What the Lean Body Mass Calculator Does
Lean body mass (LBM) is your total body weight minus the weight of your stored fat. It includes muscle, bone, organs, skin, and the water held inside them. This calculator estimates your lean body mass from just three inputs: sex, weight, and height, using the Boer formula.
It is useful for anyone who wants a number behind their body composition without a body scan. Lifters and athletes track LBM to confirm that gains come from muscle rather than fat. People in a diet phase use it to check they are losing fat and preserving lean tissue. Clinicians and pharmacists also reference LBM because some medication doses are scaled to lean mass rather than total weight.
How It Works: The Boer Formula
The Boer equation, published in 1984, estimates lean body mass in kilograms from weight in kilograms and height in centimeters. There are separate equations for men and women because, on average, the two sexes carry different proportions of muscle and fat at the same weight and height.
The formulas are:
- Men: LBM = (0.407 x weight in kg) + (0.267 x height in cm) - 19.2
- Women: LBM = (0.252 x weight in kg) + (0.473 x height in cm) - 48.3
Worked Example With Real Numbers
Take a man who weighs 80 kg and stands 180 cm tall. Plug the numbers into the male equation: (0.407 x 80) + (0.267 x 180) - 19.2 = 32.56 + 48.06 - 19.2 = 61.42 kg of lean body mass. His fat mass is therefore about 80 - 61.42 = 18.58 kg, roughly 23 percent body fat.
Now take a woman who weighs 65 kg and is 165 cm tall. Using the female equation: (0.252 x 65) + (0.473 x 165) - 48.3 = 16.38 + 78.05 - 48.3 = 46.13 kg of lean body mass, leaving about 18.87 kg of fat, or roughly 29 percent body fat.
If your figures are in pounds and inches, convert first: divide pounds by 2.2046 to get kilograms, and multiply inches by 2.54 to get centimeters.
Factors That Affect the Result
The Boer formula is a population-based estimate, not a direct measurement. It assumes an average body composition for a given sex, weight, and height, so individuals who fall far from that average will see less accurate numbers.
Keep these influences in mind:
- Muscularity: a heavily trained lifter has more lean mass than the formula predicts, while a sedentary person of the same size may have less.
- Body fat extremes: at very high or very low body fat the equation tends to be least reliable.
- Hydration: temporary water loss or retention changes the scale weight you feed in and shifts the result.
- Sex selection: the two equations differ substantially, so choosing the wrong one produces a large error.
Tips and Common Mistakes
Weigh yourself under consistent conditions, ideally first thing in the morning after using the bathroom and before eating or drinking. Day-to-day swings in food and water can move the scale by a kilogram or more and distort a single reading.
Use the number for trends, not as an exact figure. Recalculating every week or two and watching the direction of change tells you far more than one snapshot. If LBM holds steady while total weight drops, you are losing fat; if LBM falls sharply, you may be losing muscle and should review your protein intake and training.

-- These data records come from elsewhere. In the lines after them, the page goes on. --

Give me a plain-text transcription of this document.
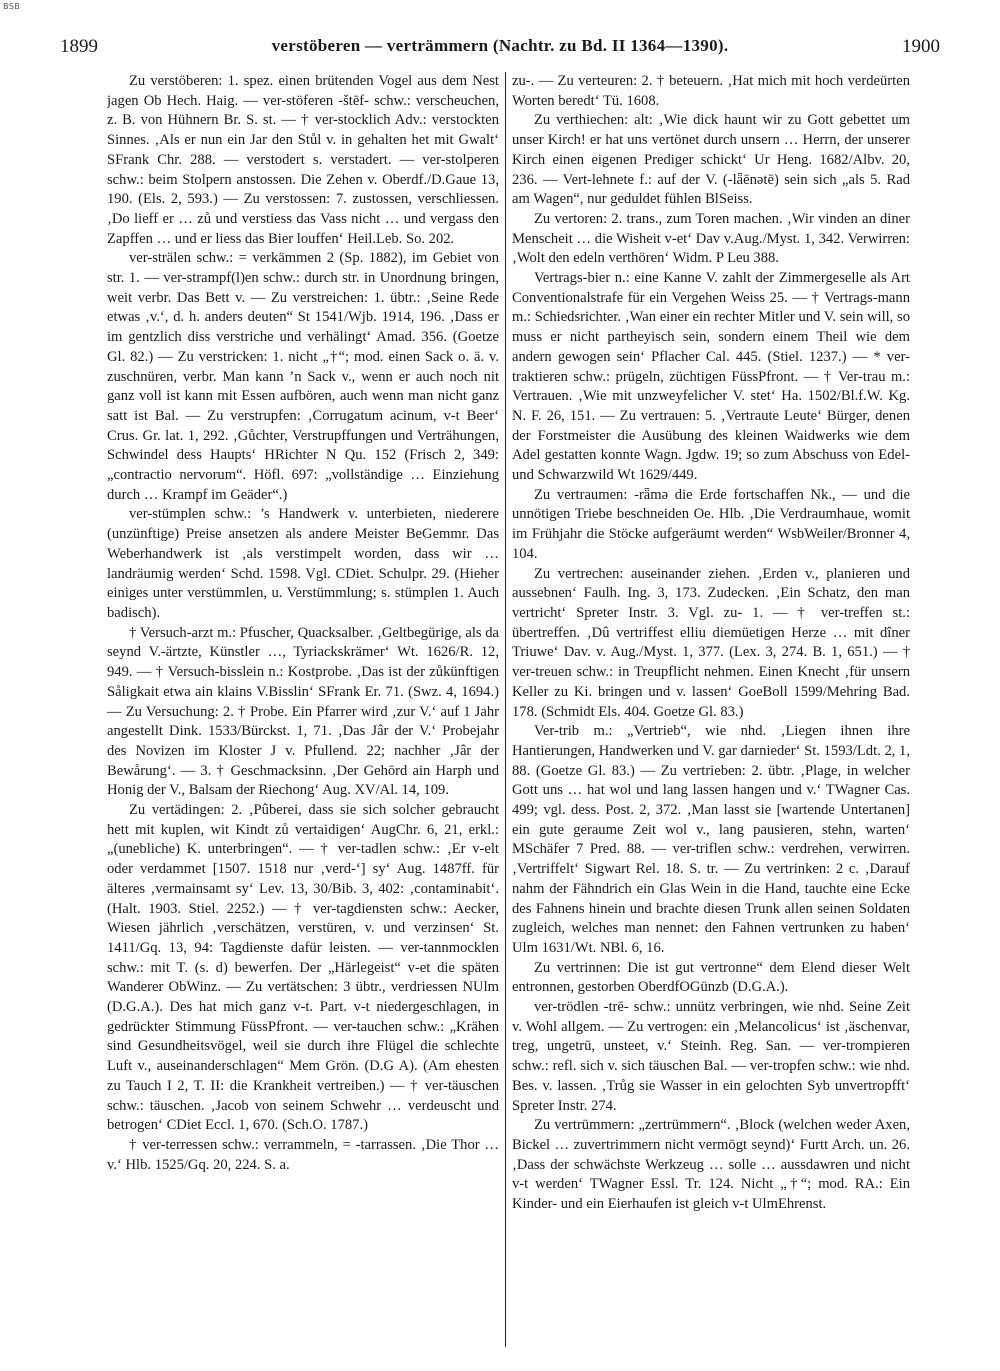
BSB
1899	verstöberen — verträmmern (Nachtr. zu Bd. II 1364—1390).	1900

Zu verstöberen: 1. spez. einen brütenden Vogel aus dem Nest jagen Ob Hech. Haig. — ver-stöferen -štēf- schw.: verscheuchen, z. B. von Hühnern Br. S. st. — † ver-stocklich Adv.: verstockten Sinnes. ‚Als er nun ein Jar den Stůl v. in gehalten het mit Gwalt‘ SFrank Chr. 288. — verstodert s. verstadert. — ver-stolperen schw.: beim Stolpern anstossen. Die Zehen v. Oberdf./D.Gaue 13, 190. (Els. 2, 593.) — Zu verstossen: 7. zustossen, verschliessen. ‚Do lieff er … zů und verstiess das Vass nicht … und vergass den Zapffen … und er liess das Bier louffen‘ Heil.Leb. So. 202.

ver-strälen schw.: = verkämmen 2 (Sp. 1882), im Gebiet von str. 1. — ver-strampf(l)en schw.: durch str. in Unordnung bringen, weit verbr. Das Bett v. — Zu verstreichen: 1. übtr.: ‚Seine Rede etwas ‚v.‘, d. h. anders deuten“ St 1541/Wjb. 1914, 196. ‚Dass er im gentzlich diss verstriche und verhälingt‘ Amad. 356. (Goetze Gl. 82.) — Zu verstricken: 1. nicht „†“; mod. einen Sack o. ä. v. zuschnüren, verbr. Man kann ’n Sack v., wenn er auch noch nit ganz voll ist kann mit Essen aufbören, auch wenn man nicht ganz satt ist Bal. — Zu verstrupfen: ‚Corrugatum acinum, v-t Beer‘ Crus. Gr. lat. 1, 292. ‚Gůchter, Verstrupffungen und Verträhungen, Schwindel dess Haupts‘ HRichter N Qu. 152 (Frisch 2, 349: „contractio nervorum“. Höfl. 697: „vollständige … Einziehung durch … Krampf im Geäder“.)

ver-stümplen schw.: ’s Handwerk v. unterbieten, niederere (unzünftige) Preise ansetzen als andere Meister BeGemmr. Das Weberhandwerk ist ‚als verstimpelt worden, dass wir … landräumig werden‘ Schd. 1598. Vgl. CDiet. Schulpr. 29. (Hieher einiges unter verstümmlen, u. Verstümmlung; s. stümplen 1. Auch badisch).

† Versuch-arzt m.: Pfuscher, Quacksalber. ‚Geltbegürige, als da seynd V.-ärtzte, Künstler …, Tyriackskrämer‘ Wt. 1626/R. 12, 949. — † Versuch-bisslein n.: Kostprobe. ‚Das ist der zůkünftigen Såligkait etwa ain klains V.Bisslin‘ SFrank Er. 71. (Swz. 4, 1694.) — Zu Versuchung: 2. † Probe. Ein Pfarrer wird ‚zur V.‘ auf 1 Jahr angestellt Dink. 1533/Bürckst. 1, 71. ‚Das Jâr der V.‘ Probejahr des Novizen im Kloster J v. Pfullend. 22; nachher ‚Jâr der Bewårung‘. — 3. † Geschmacksinn. ‚Der Gehōrd ain Harph und Honig der V., Balsam der Riechong‘ Aug. XV/Al. 14, 109.

Zu vertädingen: 2. ‚Pûberei, dass sie sich solcher gebraucht hett mit kuplen, wit Kindt zů vertaidigen‘ AugChr. 6, 21, erkl.: „(unebliche) K. unterbringen“. — † ver-tadlen schw.: ‚Er v-elt oder verdammet [1507. 1518 nur ‚verd-‘] sy‘ Aug. 1487ff. für älteres ‚vermainsamt sy‘ Lev. 13, 30/Bib. 3, 402: ‚contaminabit‘. (Halt. 1903. Stiel. 2252.) — † ver-tagdiensten schw.: Aecker, Wiesen jährlich ‚verschätzen, verstüren, v. und verzinsen‘ St. 1411/Gq. 13, 94: Tagdienste dafür leisten. — ver-tannmocklen schw.: mit T. (s. d) bewerfen. Der „Härlegeist“ v-et die späten Wanderer ObWinz. — Zu vertätschen: 3 übtr., verdriessen NUlm (D.G.A.). Des hat mich ganz v-t. Part. v-t niedergeschlagen, in gedrückter Stimmung FüssPfront. — ver-tauchen schw.: „Krähen sind Gesundheitsvögel, weil sie durch ihre Flügel die schlechte Luft v., auseinanderschlagen“ Mem Grön. (D.G A). (Am ehesten zu Tauch I 2, T. II: die Krankheit vertreiben.) — † ver-täuschen schw.: täuschen. ‚Jacob von seinem Schwehr … verdeuscht und betrogen‘ CDiet Eccl. 1, 670. (Sch.O. 1787.)

† ver-terressen schw.: verrammeln, = -tarrassen. ‚Die Thor … v.‘ Hlb. 1525/Gq. 20, 224. S. a.

zu-. — Zu verteuren: 2. † beteuern. ‚Hat mich mit hoch verdeürten Worten beredt‘ Tü. 1608.

Zu verthiechen: alt: ‚Wie dick haunt wir zu Gott gebettet um unser Kirch! er hat uns vertönet durch unsern … Herrn, der unserer Kirch einen eigenen Prediger schickt‘ Ur Heng. 1682/Albv. 20, 236. — Vert-lehnete f.: auf der V. (-lǟēnətē) sein sich „als 5. Rad am Wagen“, nur geduldet fühlen BlSeiss.

Zu vertoren: 2. trans., zum Toren machen. ‚Wir vinden an diner Menscheit … die Wisheit v-et‘ Dav v.Aug./Myst. 1, 342. Verwirren: ‚Wolt den edeln verthören‘ Widm. P Leu 388.

Vertrags-bier n.: eine Kanne V. zahlt der Zimmergeselle als Art Conventionalstrafe für ein Vergehen Weiss 25. — † Vertrags-mann m.: Schiedsrichter. ‚Wan einer ein rechter Mitler und V. sein will, so muss er nicht partheyisch sein, sondern einem Theil wie dem andern gewogen sein‘ Pflacher Cal. 445. (Stiel. 1237.) — * ver-traktieren schw.: prügeln, züchtigen FüssPfront. — † Ver-trau m.: Vertrauen. ‚Wie mit unzweyfelicher V. stet‘ Ha. 1502/Bl.f.W. Kg. N. F. 26, 151. — Zu vertrauen: 5. ‚Vertraute Leute‘ Bürger, denen der Forstmeister die Ausübung des kleinen Waidwerks wie dem Adel gestatten konnte Wagn. Jgdw. 19; so zum Abschuss von Edel- und Schwarzwild Wt 1629/449.

Zu vertraumen: -rǟmə die Erde fortschaffen Nk., — und die unnötigen Triebe beschneiden Oe. Hlb. ‚Die Verdraumhaue, womit im Frühjahr die Stöcke aufgeräumt werden“ WsbWeiler/Bronner 4, 104.

Zu vertrechen: auseinander ziehen. ‚Erden v., planieren und aussebnen‘ Faulh. Ing. 3, 173. Zudecken. ‚Ein Schatz, den man vertricht‘ Spreter Instr. 3. Vgl. zu- 1. — † ver-treffen st.: übertreffen. ‚Dû vertriffest elliu diemüetigen Herze … mit dîner Triuwe‘ Dav. v. Aug./Myst. 1, 377. (Lex. 3, 274. B. 1, 651.) — † ver-treuen schw.: in Treupflicht nehmen. Einen Knecht ‚für unsern Keller zu Ki. bringen und v. lassen‘ GoeBoll 1599/Mehring Bad. 178. (Schmidt Els. 404. Goetze Gl. 83.)

Ver-trib m.: „Vertrieb“, wie nhd. ‚Liegen ihnen ihre Hantierungen, Handwerken und V. gar darnieder‘ St. 1593/Ldt. 2, 1, 88. (Goetze Gl. 83.) — Zu vertrieben: 2. übtr. ‚Plage, in welcher Gott uns … hat wol und lang lassen hangen und v.‘ TWagner Cas. 499; vgl. dess. Post. 2, 372. ‚Man lasst sie [wartende Untertanen] ein gute geraume Zeit wol v., lang pausieren, stehn, warten‘ MSchäfer 7 Pred. 88. — ver-triflen schw.: verdrehen, verwirren. ‚Vertriffelt‘ Sigwart Rel. 18. S. tr. — Zu vertrinken: 2 c. ‚Darauf nahm der Fähndrich ein Glas Wein in die Hand, tauchte eine Ecke des Fahnens hinein und brachte diesen Trunk allen seinen Soldaten zugleich, welches man nennet: den Fahnen vertrunken zu haben‘ Ulm 1631/Wt. NBl. 6, 16.

Zu vertrinnen: Die ist gut vertronne“ dem Elend dieser Welt entronnen, gestorben OberdfOGünzb (D.G.A.).

ver-trödlen -trē- schw.: unnütz verbringen, wie nhd. Seine Zeit v. Wohl allgem. — Zu vertrogen: ein ‚Melancolicus‘ ist ‚äschenvar, treg, ungetrū, unsteet, v.‘ Steinh. Reg. San. — ver-trompieren schw.: refl. sich v. sich täuschen Bal. — ver-tropfen schw.: wie nhd. Bes. v. lassen. ‚Trůg sie Wasser in ein gelochten Syb unvertropfft‘ Spreter Instr. 274.

Zu vertrümmern: „zertrümmern“. ‚Block (welchen weder Axen, Bickel … zuvertrimmern nicht vermōgt seynd)‘ Furtt Arch. un. 26. ‚Dass der schwächste Werkzeug … solle … aussdawren und nicht v-t werden‘ TWagner Essl. Tr. 124. Nicht „†“; mod. RA.: Ein Kinder- und ein Eierhaufen ist gleich v-t UlmEhrenst.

Common mistakes include mixing units (entering height in inches but weight in kilograms), using the male formula for a female or vice versa, and treating the output as a clinical diagnosis. For body-composition decisions that matter medically, confirm with a DEXA scan or another direct method.

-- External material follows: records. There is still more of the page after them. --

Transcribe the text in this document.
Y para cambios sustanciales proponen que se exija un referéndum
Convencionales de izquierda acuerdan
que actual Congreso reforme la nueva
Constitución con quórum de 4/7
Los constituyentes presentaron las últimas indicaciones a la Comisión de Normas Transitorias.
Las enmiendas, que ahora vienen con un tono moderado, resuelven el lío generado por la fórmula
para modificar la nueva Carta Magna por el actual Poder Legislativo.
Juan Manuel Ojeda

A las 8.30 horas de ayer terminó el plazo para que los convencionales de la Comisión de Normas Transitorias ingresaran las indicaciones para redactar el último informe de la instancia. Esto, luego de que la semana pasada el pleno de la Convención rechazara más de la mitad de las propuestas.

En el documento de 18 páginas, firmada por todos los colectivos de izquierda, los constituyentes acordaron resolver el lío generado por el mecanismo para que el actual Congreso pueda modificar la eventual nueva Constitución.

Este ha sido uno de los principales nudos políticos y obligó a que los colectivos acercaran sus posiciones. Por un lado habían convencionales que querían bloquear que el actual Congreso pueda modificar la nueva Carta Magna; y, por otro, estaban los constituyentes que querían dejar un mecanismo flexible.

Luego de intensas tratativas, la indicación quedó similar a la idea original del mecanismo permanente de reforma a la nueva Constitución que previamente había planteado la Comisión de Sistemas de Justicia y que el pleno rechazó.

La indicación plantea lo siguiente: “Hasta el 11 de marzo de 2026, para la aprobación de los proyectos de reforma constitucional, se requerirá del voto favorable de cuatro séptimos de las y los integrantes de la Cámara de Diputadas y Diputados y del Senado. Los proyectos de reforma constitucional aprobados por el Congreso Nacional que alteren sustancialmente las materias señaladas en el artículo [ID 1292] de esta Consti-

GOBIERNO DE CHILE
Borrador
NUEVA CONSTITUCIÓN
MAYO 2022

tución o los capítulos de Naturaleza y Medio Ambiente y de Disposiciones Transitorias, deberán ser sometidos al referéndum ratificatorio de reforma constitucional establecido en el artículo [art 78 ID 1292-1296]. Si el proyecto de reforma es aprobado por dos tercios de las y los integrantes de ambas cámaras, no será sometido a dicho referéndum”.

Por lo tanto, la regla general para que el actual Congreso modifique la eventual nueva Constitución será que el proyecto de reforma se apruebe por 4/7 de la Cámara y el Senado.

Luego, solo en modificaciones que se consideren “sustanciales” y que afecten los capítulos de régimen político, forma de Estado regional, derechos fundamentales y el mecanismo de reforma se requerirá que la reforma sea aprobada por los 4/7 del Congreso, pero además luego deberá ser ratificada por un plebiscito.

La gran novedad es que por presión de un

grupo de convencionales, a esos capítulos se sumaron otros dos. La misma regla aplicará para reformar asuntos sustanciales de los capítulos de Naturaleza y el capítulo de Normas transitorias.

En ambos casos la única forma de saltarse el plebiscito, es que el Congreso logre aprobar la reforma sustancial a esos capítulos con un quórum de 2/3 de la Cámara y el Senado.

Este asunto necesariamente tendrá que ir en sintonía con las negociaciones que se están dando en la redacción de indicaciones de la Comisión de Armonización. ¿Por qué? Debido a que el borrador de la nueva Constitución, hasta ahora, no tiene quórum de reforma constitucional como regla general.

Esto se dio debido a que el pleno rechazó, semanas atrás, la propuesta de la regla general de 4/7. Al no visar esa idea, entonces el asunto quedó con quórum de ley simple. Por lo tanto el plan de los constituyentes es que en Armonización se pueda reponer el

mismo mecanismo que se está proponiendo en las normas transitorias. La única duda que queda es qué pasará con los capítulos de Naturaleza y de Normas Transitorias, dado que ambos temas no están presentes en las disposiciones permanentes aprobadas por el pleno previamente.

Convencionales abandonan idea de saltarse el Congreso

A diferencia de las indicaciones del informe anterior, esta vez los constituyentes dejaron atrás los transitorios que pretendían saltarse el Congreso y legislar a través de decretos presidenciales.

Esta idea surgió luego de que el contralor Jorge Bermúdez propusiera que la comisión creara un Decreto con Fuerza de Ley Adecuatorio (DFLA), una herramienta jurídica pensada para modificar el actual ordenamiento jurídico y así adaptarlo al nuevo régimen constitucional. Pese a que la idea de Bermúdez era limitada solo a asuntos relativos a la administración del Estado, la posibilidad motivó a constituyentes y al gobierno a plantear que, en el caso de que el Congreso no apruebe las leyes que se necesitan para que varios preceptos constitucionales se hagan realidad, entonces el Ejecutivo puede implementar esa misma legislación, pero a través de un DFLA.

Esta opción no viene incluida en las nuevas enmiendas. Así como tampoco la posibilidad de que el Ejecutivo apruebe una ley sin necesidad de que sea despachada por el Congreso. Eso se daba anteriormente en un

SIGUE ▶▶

Frequently asked questions
What is lean body mass?
Lean body mass (LBM) is the total weight of your body minus the weight of your body fat. It includes muscles, bones, organs, water, and connective tissue.
Which formula does this calculator use?
It uses the Boer formula, which estimates lean body mass from weight, height, and sex. It is one of the most widely used clinical equations for LBM.
Why does sex change the result?
On average, men and women have different proportions of muscle and fat for the same height and weight, so the Boer formula uses separate coefficients for each sex.
How accurate is this estimate?
Formula-based estimates are useful approximations but cannot match direct measurement methods like DEXA scans or hydrostatic weighing, especially at very high or very low body fat levels.